Nodding, I remembered. Tenuously but with tenacity, love is there.


It is so simple to be connected.
 

While Kipling chased the gulls, Ben and I took in the approach of the waves.

That is what pure means to me, to trust with the tide.
It was my choice beyond choosing, whispering true.
 

But I am far from that certainty in this moment, humbly confused, as the fear hydra keeps raising her ugly heads repeatedly until I am nauseated from the ducking. The lessons keep presenting themselves.

Today, I want to wriggle out of my skin, to be back in that freedom of absolute beauty…

…so I will try instead to sit still and be present, calling on the respite I know is possible…

à tout moment…it is here.

Sending Peace and Strength to the States especially (please vote if you have not already) along with a fair dose of prayers for good measure,
Thank you so much for being a part of this community,
Heather

61 comments

  1. Heather,

    Look at your beautiful boys, running, frolicking and reminding us that in life the simple pleasures are what it is all about.

    You are back in your beloved country, with your boys, take everything that you have learned these last few months and use it to guide you into a new life.

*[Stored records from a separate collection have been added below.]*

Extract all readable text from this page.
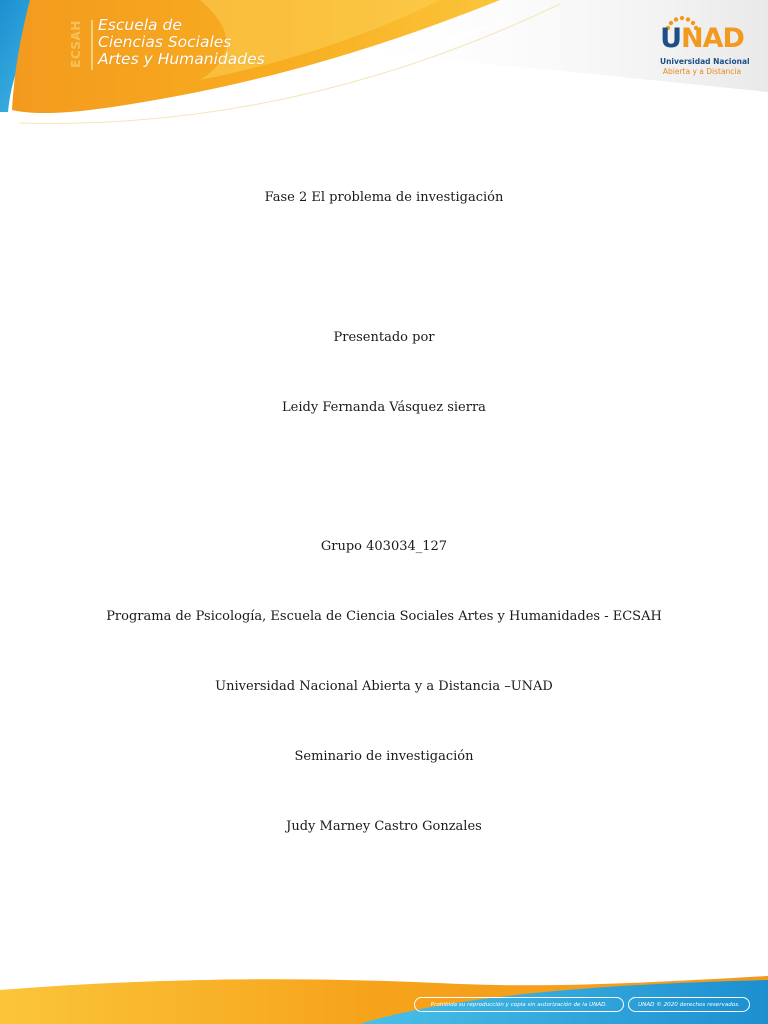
ECSAH Escuela de
Ciencias Sociales
Artes y Humanidades
UNAD
Universidad Nacional
Abierta y a Distancia
Fase 2 El problema de investigación
Presentado por
Leidy Fernanda Vásquez sierra
Grupo 403034_127
Programa de Psicología, Escuela de Ciencia Sociales Artes y Humanidades - ECSAH
Universidad Nacional Abierta y a Distancia –UNAD
Seminario de investigación
Judy Marney Castro Gonzales
Prohibida su reproducción y copia sin autorización de la UNAD.	UNAD © 2020 derechos reservados.
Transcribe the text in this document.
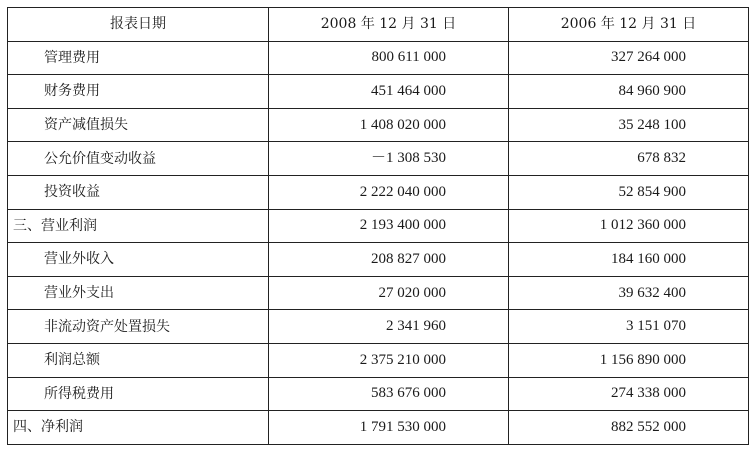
报表日期	2008 年 12 月 31 日	2006 年 12 月 31 日
管理费用	800 611 000	327 264 000
财务费用	451 464 000	84 960 900
资产减值损失	1 408 020 000	35 248 100
公允价值变动收益	－1 308 530	678 832
投资收益	2 222 040 000	52 854 900
三、营业利润	2 193 400 000	1 012 360 000
营业外收入	208 827 000	184 160 000
营业外支出	27 020 000	39 632 400
非流动资产处置损失	2 341 960	3 151 070
利润总额	2 375 210 000	1 156 890 000
所得税费用	583 676 000	274 338 000
四、净利润	1 791 530 000	882 552 000
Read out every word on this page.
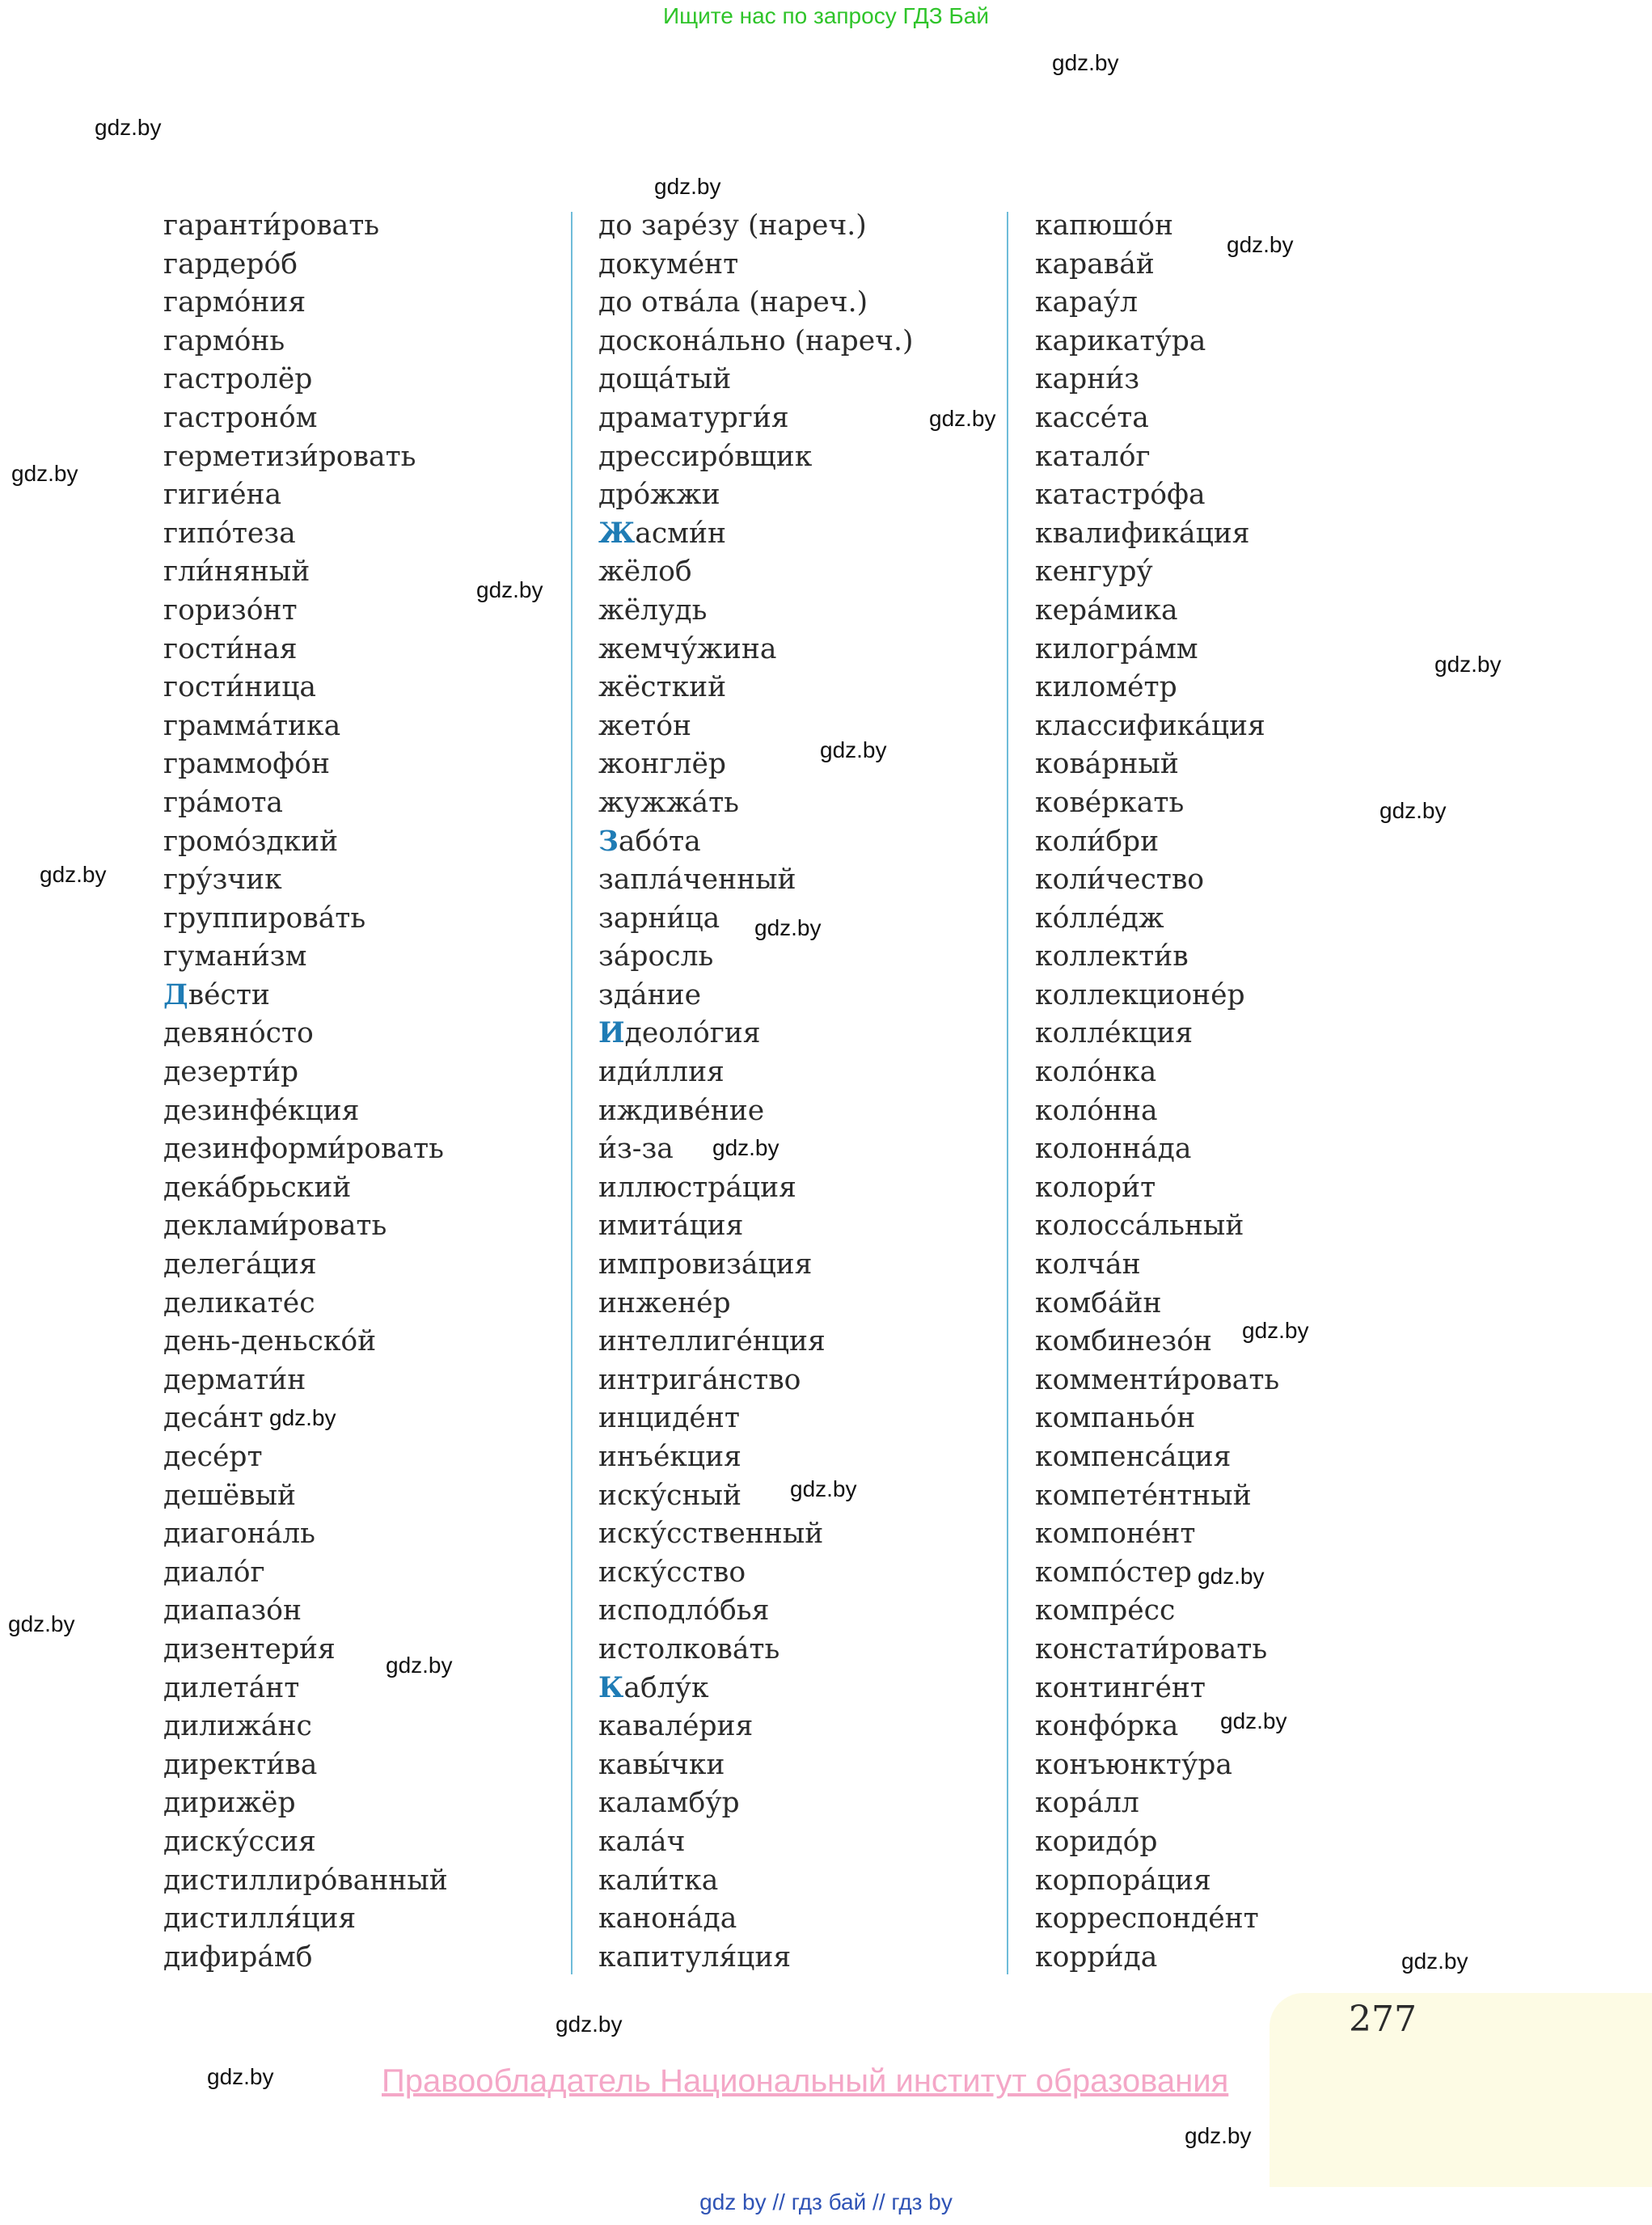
Ищите нас по запросу ГДЗ Бай
гаранти́ровать
гардеро́б
гармо́ния
гармо́нь
гастролёр
гастроно́м
герметизи́ровать
гигие́на
гипо́теза
гли́няный
горизо́нт
гости́ная
гости́ница
грамма́тика
граммофо́н
гра́мота
громо́здкий
гру́зчик
группирова́ть
гумани́зм
Две́сти
девяно́сто
дезерти́р
дезинфе́кция
дезинформи́ровать
дека́брьский
деклами́ровать
делега́ция
деликате́с
день-деньско́й
дермати́н
деса́нт
десе́рт
дешёвый
диагона́ль
диало́г
диапазо́н
дизентери́я
дилета́нт
дилижа́нс
директи́ва
дирижёр
диску́ссия
дистиллиро́ванный
дистилля́ция
дифира́мб
до заре́зу (нареч.)
докуме́нт
до отва́ла (нареч.)
доскона́льно (нареч.)
доща́тый
драматурги́я
дрессиро́вщик
дро́жжи
Жасми́н
жёлоб
жёлудь
жемчу́жина
жёсткий
жето́н
жонглёр
жужжа́ть
Забо́та
запла́ченный
зарни́ца
за́росль
зда́ние
Идеоло́гия
иди́ллия
иждиве́ние
и́з-за
иллюстра́ция
имита́ция
импровиза́ция
инжене́р
интеллиге́нция
интрига́нство
инциде́нт
инъе́кция
иску́сный
иску́сственный
иску́сство
исподло́бья
истолкова́ть
Каблу́к
кавале́рия
кавы́чки
каламбу́р
кала́ч
кали́тка
канона́да
капитуля́ция
капюшо́н
карава́й
карау́л
карикату́ра
карни́з
кассе́та
катало́г
катастро́фа
квалифика́ция
кенгуру́
кера́мика
килогра́мм
киломе́тр
классифика́ция
кова́рный
кове́ркать
коли́бри
коли́чество
ко́лле́дж
коллекти́в
коллекционе́р
колле́кция
коло́нка
коло́нна
колонна́да
колори́т
колосса́льный
колча́н
комба́йн
комбинезо́н
комменти́ровать
компаньо́н
компенса́ция
компете́нтный
компоне́нт
компо́стер
компре́сс
констати́ровать
континге́нт
конфо́рка
конъюнкту́ра
кора́лл
коридо́р
корпора́ция
корреспонде́нт
корри́да
gdz.by
gdz.by
gdz.by
gdz.by
gdz.by
gdz.by
gdz.by
gdz.by
gdz.by
gdz.by
gdz.by
gdz.by
gdz.by
gdz.by
gdz.by
gdz.by
gdz.by
gdz.by
gdz.by
gdz.by
277
gdz.by
gdz.by
gdz.by	Правообладатель Национальный институт образования
gdz.by
gdz by // гдз бай // гдз by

Easy to say I know but I have faith in God that he brought you back for a reason and in time you will know what it was for.

    Praying for you, xo Elizabeth

  2. Beautiful indeed.

    But what will become of that beauty, now that the majority of the Americans have voted for a President who denies the climate change?

    What will become of Europe and the Alliances we have with the USA?

    Will there be a War again in Europe?

    Will there be an atomic disaster?

    All this is possible now!

    There is so much more to say about this but obviously words and reason are useless. That one thing is for sure. And thats more than sad!

  3. Your beautiful photos help to assuage the anxiety I'm feeling. I must remember ebb and flow, and most importantly, for this very moment 'I am ok.' What a beautifully written post, as beautiful as are you, the puppers and the sea! Remember to hug yourself. With love, Judi.

  4. You and your beautiful, glorious Boys at the sea…thank you for sharing your extraordinary photographs and penetrating thoughts from there with us. Love, Leslie in Oregon

  5. Thanks, Patricia, for letting us know of your special inside knowledge. How very special you must feel !

  6. The sea, the great healer! I did many times this lonely walk by the sea during winter. But these days is so warm in Athens that I am thinking to go swimming tomorrow, the beaches are full every afternoon. Crazy weather, crazy times!Having insomnia I am watching the elections. Hope for the best.